Thursday, January 22, 2015

Memoir Writing From the Heart In Tucson

Sometimes when things come together, there’s a sense “this was meant to be."  You just know it is all unfolding for a reason.

My upcoming memoir workshop “Writing From the Heart” in Tucson, Arizona on Feb. 14 lends itself to this “magic”.

It started with something as simple as a telephone conversation on a cold winter's day as I sat in my kitchen in Chester Springs, Pennsylvania.

Tucson friend, Melanie Mizell, who I met when we worked together in the nonprofit sector, called.  I mentioned my upcoming visit to Tucson. We talked about the importance of reaching out to the community in a meaningful way. Why not offer a memoir writing workshop?

Melanie, a Rachel Carson-type naturalist and environmental writer, suggested we also invite as presenter, Patricia Preciado Martin - whose stories and memoirs document the heritage of Mexican American women of  the Southwest.

I met Patricia last year and featured her in this interview in the Women’s Writing Circle. Patricia's enthusiasm to join us encouraged Melanie and me to move forward.

For people struggling to tell their stories, a memoir writing workshop offers a lifeline . . . a pathway to the heart’s desire to be heard; that our stories matter.

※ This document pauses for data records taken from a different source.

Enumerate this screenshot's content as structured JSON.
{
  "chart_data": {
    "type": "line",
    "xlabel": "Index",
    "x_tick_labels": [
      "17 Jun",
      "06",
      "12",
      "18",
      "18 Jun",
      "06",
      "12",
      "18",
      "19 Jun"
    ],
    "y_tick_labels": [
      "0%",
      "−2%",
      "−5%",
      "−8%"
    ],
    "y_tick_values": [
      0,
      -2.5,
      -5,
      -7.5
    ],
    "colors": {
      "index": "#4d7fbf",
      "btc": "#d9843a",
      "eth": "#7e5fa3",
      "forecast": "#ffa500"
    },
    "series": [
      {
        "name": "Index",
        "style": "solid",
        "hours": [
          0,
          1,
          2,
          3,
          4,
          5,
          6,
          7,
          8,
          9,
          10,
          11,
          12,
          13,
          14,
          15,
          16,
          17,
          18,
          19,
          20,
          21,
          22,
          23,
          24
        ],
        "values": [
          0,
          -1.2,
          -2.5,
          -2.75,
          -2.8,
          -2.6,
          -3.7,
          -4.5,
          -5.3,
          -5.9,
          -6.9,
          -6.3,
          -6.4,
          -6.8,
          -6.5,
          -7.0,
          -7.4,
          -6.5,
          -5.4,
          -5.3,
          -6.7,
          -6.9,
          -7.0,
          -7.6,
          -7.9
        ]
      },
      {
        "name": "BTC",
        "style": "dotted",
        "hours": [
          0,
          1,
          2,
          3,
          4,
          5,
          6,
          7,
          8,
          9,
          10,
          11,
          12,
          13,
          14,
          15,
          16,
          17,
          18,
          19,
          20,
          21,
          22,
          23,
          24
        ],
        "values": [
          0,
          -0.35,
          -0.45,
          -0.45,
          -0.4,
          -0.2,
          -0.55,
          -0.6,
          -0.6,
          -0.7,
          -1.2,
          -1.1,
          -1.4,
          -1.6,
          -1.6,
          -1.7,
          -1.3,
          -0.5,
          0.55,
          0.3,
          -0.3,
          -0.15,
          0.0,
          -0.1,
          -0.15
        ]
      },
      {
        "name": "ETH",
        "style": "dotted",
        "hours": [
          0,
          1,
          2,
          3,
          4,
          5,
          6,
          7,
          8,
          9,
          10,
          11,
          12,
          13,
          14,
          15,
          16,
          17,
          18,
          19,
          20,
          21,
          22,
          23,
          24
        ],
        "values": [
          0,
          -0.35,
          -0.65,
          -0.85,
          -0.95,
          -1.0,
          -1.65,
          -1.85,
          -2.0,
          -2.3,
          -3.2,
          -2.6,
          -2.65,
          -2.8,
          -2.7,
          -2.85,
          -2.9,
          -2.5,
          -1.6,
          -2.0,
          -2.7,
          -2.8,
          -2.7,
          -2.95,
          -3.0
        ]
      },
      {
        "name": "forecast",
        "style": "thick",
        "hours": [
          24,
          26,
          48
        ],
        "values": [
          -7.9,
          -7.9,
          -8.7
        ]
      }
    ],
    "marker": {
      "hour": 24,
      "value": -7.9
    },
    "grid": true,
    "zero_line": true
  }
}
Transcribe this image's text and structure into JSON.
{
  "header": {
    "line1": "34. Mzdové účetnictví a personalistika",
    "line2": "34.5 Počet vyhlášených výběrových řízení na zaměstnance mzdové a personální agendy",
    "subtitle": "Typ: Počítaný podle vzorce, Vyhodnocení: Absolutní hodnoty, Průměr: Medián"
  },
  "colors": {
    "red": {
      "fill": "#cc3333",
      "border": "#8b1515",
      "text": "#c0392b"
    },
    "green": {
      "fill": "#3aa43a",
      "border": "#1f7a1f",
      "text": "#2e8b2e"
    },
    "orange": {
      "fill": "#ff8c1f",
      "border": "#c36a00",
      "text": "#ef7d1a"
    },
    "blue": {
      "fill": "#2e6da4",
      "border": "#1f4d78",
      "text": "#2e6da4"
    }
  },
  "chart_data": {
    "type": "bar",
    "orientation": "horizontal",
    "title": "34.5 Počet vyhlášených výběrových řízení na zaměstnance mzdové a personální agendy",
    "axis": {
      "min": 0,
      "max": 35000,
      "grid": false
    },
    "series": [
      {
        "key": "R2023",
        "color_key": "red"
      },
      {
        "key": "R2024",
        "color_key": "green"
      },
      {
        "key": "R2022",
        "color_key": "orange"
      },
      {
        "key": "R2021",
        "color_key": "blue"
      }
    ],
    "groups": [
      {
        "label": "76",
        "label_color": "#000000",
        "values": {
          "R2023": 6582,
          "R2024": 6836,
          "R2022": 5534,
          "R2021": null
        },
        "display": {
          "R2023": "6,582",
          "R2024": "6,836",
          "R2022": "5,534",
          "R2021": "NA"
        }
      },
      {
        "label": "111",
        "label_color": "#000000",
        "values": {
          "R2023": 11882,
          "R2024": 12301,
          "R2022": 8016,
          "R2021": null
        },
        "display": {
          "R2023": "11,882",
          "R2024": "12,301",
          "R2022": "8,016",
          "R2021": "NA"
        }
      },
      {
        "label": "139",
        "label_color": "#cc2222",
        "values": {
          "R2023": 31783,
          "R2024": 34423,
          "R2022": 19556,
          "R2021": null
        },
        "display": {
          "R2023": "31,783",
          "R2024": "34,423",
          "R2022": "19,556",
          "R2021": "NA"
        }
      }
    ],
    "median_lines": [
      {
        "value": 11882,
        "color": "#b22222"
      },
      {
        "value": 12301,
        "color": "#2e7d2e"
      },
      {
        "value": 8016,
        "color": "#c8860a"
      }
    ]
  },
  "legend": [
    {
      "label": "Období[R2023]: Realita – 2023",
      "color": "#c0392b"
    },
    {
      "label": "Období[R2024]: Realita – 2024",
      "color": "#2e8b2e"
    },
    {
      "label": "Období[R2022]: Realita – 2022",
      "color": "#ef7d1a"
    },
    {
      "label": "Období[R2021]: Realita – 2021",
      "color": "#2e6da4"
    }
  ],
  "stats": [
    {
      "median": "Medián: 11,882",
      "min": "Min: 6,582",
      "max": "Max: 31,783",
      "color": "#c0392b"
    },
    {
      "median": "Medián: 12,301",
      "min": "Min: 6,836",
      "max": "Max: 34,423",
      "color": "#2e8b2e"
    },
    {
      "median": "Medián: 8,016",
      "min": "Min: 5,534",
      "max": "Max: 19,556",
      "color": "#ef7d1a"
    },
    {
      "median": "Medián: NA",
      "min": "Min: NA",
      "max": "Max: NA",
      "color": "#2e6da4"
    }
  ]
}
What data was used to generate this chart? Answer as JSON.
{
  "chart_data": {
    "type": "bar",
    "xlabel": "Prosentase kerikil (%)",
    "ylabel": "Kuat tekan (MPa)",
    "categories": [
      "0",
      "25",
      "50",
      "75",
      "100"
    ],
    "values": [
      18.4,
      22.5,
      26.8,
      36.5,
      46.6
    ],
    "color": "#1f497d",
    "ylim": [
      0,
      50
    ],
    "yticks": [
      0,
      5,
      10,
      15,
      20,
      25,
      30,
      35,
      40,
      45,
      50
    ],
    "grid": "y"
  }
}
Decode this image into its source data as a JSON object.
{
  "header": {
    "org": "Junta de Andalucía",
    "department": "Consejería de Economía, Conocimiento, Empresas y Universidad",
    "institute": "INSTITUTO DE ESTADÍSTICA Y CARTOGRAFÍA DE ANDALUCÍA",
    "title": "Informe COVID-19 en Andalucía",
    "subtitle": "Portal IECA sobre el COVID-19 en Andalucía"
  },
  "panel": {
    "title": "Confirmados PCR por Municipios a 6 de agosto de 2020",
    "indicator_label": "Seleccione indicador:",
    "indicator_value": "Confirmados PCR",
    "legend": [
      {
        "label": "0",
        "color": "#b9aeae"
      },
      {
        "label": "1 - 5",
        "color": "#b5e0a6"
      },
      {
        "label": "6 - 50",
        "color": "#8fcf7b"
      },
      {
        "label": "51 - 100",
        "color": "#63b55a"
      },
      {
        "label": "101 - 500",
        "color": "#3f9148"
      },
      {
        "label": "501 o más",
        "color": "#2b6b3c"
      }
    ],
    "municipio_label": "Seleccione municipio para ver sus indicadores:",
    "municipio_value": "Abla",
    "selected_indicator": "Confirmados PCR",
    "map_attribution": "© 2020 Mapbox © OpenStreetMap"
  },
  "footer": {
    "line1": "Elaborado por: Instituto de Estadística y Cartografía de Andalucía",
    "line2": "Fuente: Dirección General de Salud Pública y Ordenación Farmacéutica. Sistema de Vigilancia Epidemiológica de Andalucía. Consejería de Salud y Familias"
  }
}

Our press release evolved. Please share:

Have you always wanted to write your story or the story of another but weren’t sure how to get started? Bestselling memoir author, Susan G. Weidener, University of Arizona Press author, Patricia Preciado Martin, and Tucson nature writer Melanie Mizell will offer a special Valentine’s Day memoir writing workshop from 9:30 a.m. to noon Saturday, Feb. 14 at the Pima County – Tucson Women’s Commission, 240 N. Court Avenue. Free parking available downtown on the workshop date. The authors will discuss writing life stories and read from their work. Time provided to write in small group sessions for sharing with the larger group. Bring your favorite writing tools: notebook, laptop, journal. Light refreshments will be provided. Fee is $25 –payable at the door. Cash or check made out to Susan Weidener; no credit cards accepted.  No prior writing experience required. To reserve a space, email

Offering the workshop on Valentine's Day offered its own synergy  . . .writing from the heart. We’ll light the candle and for two and a half hours shut out the distractions of the outside world and concentrate on our writing  . . . all of this in a 19th century building that is the home of the Women's Commission.

Inside, photographs and renderings of women who came before us and fought to be heard and recognized as equals adorn whitewashed adobe walls. I’ll be reading a short excerpt from my memoir, Again in a Heartbeat.

The Women’s Commission, a vocal advocate of equality in Tucson since 1976, serves as rich resource for women struggling with issues ranging from domestic violence and substance addiction to poverty and homelessness.

For centuries, women were not viewed as equals when it came to telling our stories . . . or even voicing an opinion. Sometimes we forget that challenging the double standard - that men could write what they wanted - but not women – is a relatively new phenomenon.  It is one that I believe has driven much of the recent interest in memoir writing.

Writing  memoir serves as a nurturing and healing medium to express ourselves in a way not open to generations of women who came before us.

Our workshop also offers the pleasure of networking with other women and men in the local business community. The Commission is situated in the heart of the Old Town Artisans section of Tucson.

Participants can take a short walk and enjoy lunch at La Cocina, where owner JoAnn Schneider - who I had the pleasure of meeting yesterday - creates the magic of the Old Pueblo – its romance, and distinctive heritage in an intimate courtyard setting . The restaurant is surrounded by speciality shops featuring glass wind chimes, jewelry, art and clothing.

None of us can do this work alone . . . it’s all about collaboration and sharing and coming together in community.

In a world too often isolating and calculating, the essence of the memoir movement resides in the beauty and connection of sharing our stories, finding our voices, offering a listening and supportive ear.

I do hope if you're visiting or living in the Tucson and Pima County area you will join us on a Saturday morning as we write from the heart.